One after another, flames multiply quietly along the stand, each one requiring a moment of attention, a pause, a willingness to perform an act that doesn’t necessarily promise a resolution. I don’t think any of us wait for a result or proof. The effort is made anyway, not because it solves anything, but perhaps because it is the only tangible action that can be associated with hope. There is something beautiful about the fact that the ritual is somehow shared with other people’s worries or prayers, and to light our own candle, we must sometimes share the flame of another, and so on. It feels like the candles become a manifestation of us connecting with others, and in a language we cannot understand. On that one visit, I even noticed two candles at the edge of the stand leaning on one other as they burned. It was a small, almost accidental image, but a generous one – suggesting how easily we recognize the need to share weight, even when no words are exchanged.
The Symbol of a Candle
Candles in churches are rarely lit for what is present. More often, they stand in for someone or something elsewhere – someone absent, unreachable, or unnamed. The flame marks a distance, and it occupies a space where a person, a certainty, or a resolution cannot.

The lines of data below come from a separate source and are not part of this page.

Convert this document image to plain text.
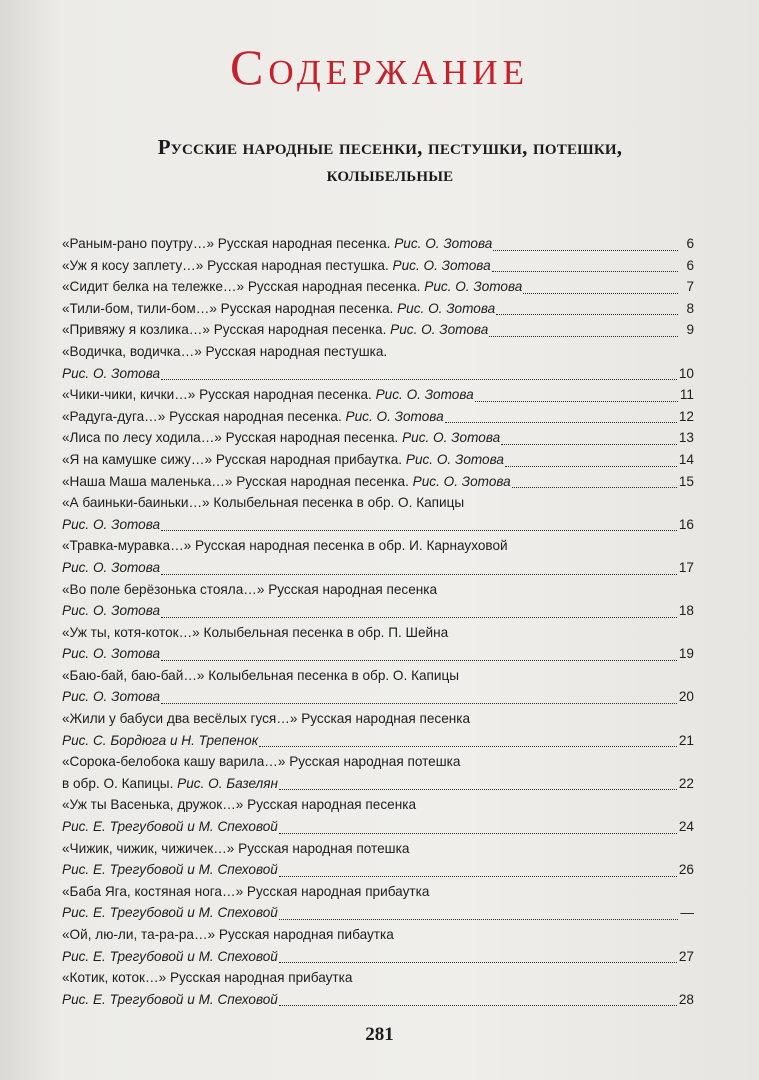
Содержание
Русские народные песенки, пестушки, потешки, колыбельные
«Раным-рано поутру…» Русская народная песенка. Рис. О. Зотова	6
«Уж я косу заплету…» Русская народная пестушка. Рис. О. Зотова	6
«Сидит белка на тележке…» Русская народная песенка. Рис. О. Зотова	7
«Тили-бом, тили-бом…» Русская народная песенка. Рис. О. Зотова	8
«Привяжу я козлика…» Русская народная песенка. Рис. О. Зотова	9
«Водичка, водичка…» Русская народная пестушка.
Рис. О. Зотова	10
«Чики-чики, кички…» Русская народная песенка. Рис. О. Зотова	11
«Радуга-дуга…» Русская народная песенка. Рис. О. Зотова	12
«Лиса по лесу ходила…» Русская народная песенка. Рис. О. Зотова	13
«Я на камушке сижу…» Русская народная прибаутка. Рис. О. Зотова	14
«Наша Маша маленька…» Русская народная песенка. Рис. О. Зотова	15
«А баиньки-баиньки…» Колыбельная песенка в обр. О. Капицы
Рис. О. Зотова	16
«Травка-муравка…» Русская народная песенка в обр. И. Карнауховой
Рис. О. Зотова	17
«Во поле берёзонька стояла…» Русская народная песенка
Рис. О. Зотова	18
«Уж ты, котя-коток…» Колыбельная песенка в обр. П. Шейна
Рис. О. Зотова	19
«Баю-бай, баю-бай…» Колыбельная песенка в обр. О. Капицы
Рис. О. Зотова	20
«Жили у бабуси два весёлых гуся…» Русская народная песенка
Рис. С. Бордюга и Н. Трепенок	21
«Сорока-белобока кашу варила…» Русская народная потешка
в обр. О. Капицы. Рис. О. Базелян	22
«Уж ты Васенька, дружок…» Русская народная песенка
Рис. Е. Трегубовой и М. Спеховой	24
«Чижик, чижик, чижичек…» Русская народная потешка
Рис. Е. Трегубовой и М. Спеховой	26
«Баба Яга, костяная нога…» Русская народная прибаутка
Рис. Е. Трегубовой и М. Спеховой	—
«Ой, лю-ли, та-ра-ра…» Русская народная пибаутка
Рис. Е. Трегубовой и М. Спеховой	27
«Котик, коток…» Русская народная прибаутка
Рис. Е. Трегубовой и М. Спеховой	28
281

In that way, a candle becomes a container. It holds what is quite difficult to carry for long: grief without a clear object, hope without a timeline, fading memories that don’t know where to go. It can also hold unfinished thoughts – the kind that do not form into prayers, the kind that trail off before they become sentences. The flame of a candle doesn’t require clarity, it simply accepts whatever is placed into it without asking to be defined.

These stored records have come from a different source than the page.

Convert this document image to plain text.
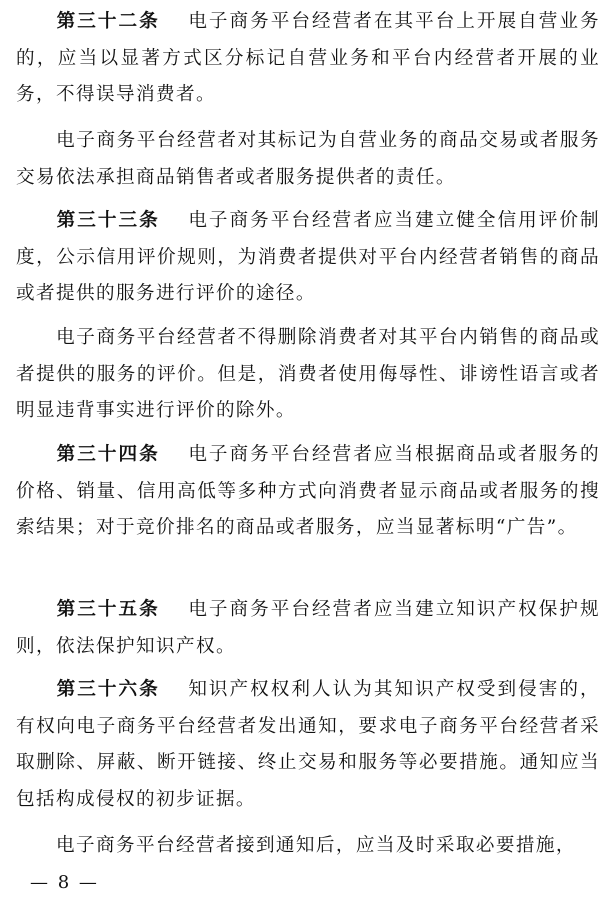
第三十二条 电子商务平台经营者在其平台上开展自营业务的，应当以显著方式区分标记自营业务和平台内经营者开展的业务，不得误导消费者。

电子商务平台经营者对其标记为自营业务的商品交易或者服务交易依法承担商品销售者或者服务提供者的责任。

第三十三条 电子商务平台经营者应当建立健全信用评价制度，公示信用评价规则，为消费者提供对平台内经营者销售的商品或者提供的服务进行评价的途径。

电子商务平台经营者不得删除消费者对其平台内销售的商品或者提供的服务的评价。但是，消费者使用侮辱性、诽谤性语言或者明显违背事实进行评价的除外。

第三十四条 电子商务平台经营者应当根据商品或者服务的价格、销量、信用高低等多种方式向消费者显示商品或者服务的搜索结果；对于竞价排名的商品或者服务，应当显著标明“广告”。

第三十五条 电子商务平台经营者应当建立知识产权保护规则，依法保护知识产权。

第三十六条 知识产权权利人认为其知识产权受到侵害的，有权向电子商务平台经营者发出通知，要求电子商务平台经营者采取删除、屏蔽、断开链接、终止交易和服务等必要措施。通知应当包括构成侵权的初步证据。

电子商务平台经营者接到通知后，应当及时采取必要措施，

— 8 —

Left behind on the stand, the candle continues to burn in our place, making visible what would otherwise remain internal and unexpressed. For a time, at least, something stands there on our behalf, quietly bearing witness to the fact that a thought occurred, that an absence was noticed, that it mattered enough to be marked.
Ritual as a Vessel
The ritual we know as an explanation of belief becomes a structure built to hold what cannot be explained. You can look at it from a theological point of view or not, it functions as a vessel. The meaning does not necessarily have to be settled in advance. The ritual makes room for it anyway.
Candle lighting also comes with a moment of stillness, and the trust that the small act is sufficient. No one expects anything else from you at that moment, and it is a rare permission elsewhere. You can ask anything you want from it, or ask nothing at all and simply let it exist and be there. Whatever you do, this action legitimizes quiet intention. Within the ritual, there is no pressure to translate feeling into language or to arrive at a conclusion. The gesture stands on its own, already recognized, already allowed.
So maybe, the ritual absorbs what is otherwise difficult to carry for us. It holds meaning without insisting on clarity, and faith without requiring certainty. What began as a traditional practice becomes something more accommodating: a human framework for acknowledging what exceeds explanation, and for doing so without needing to resolve it.
The flame then continues on its own, indifferent to whether it is observed. It does not need supervision or acknowledgment. It will burn for as long as it burns, and then it will go out, regardless of your presence. There is a quiet humility in that arrangement – a recognition that the gesture was never meant to be sustained by attention.
The stands where candles are lit are always depicted as an open space. Nothing separates my candle from the next person’s. We all stand at the same place and allow ourselves to pause for a short while. This person might be asking for protection, that person might be wishing for joy. One another person could just be doing it because they saw everyone else do it. In that brief pause, we are present with one another, even if only in proximity, and never entirely alone.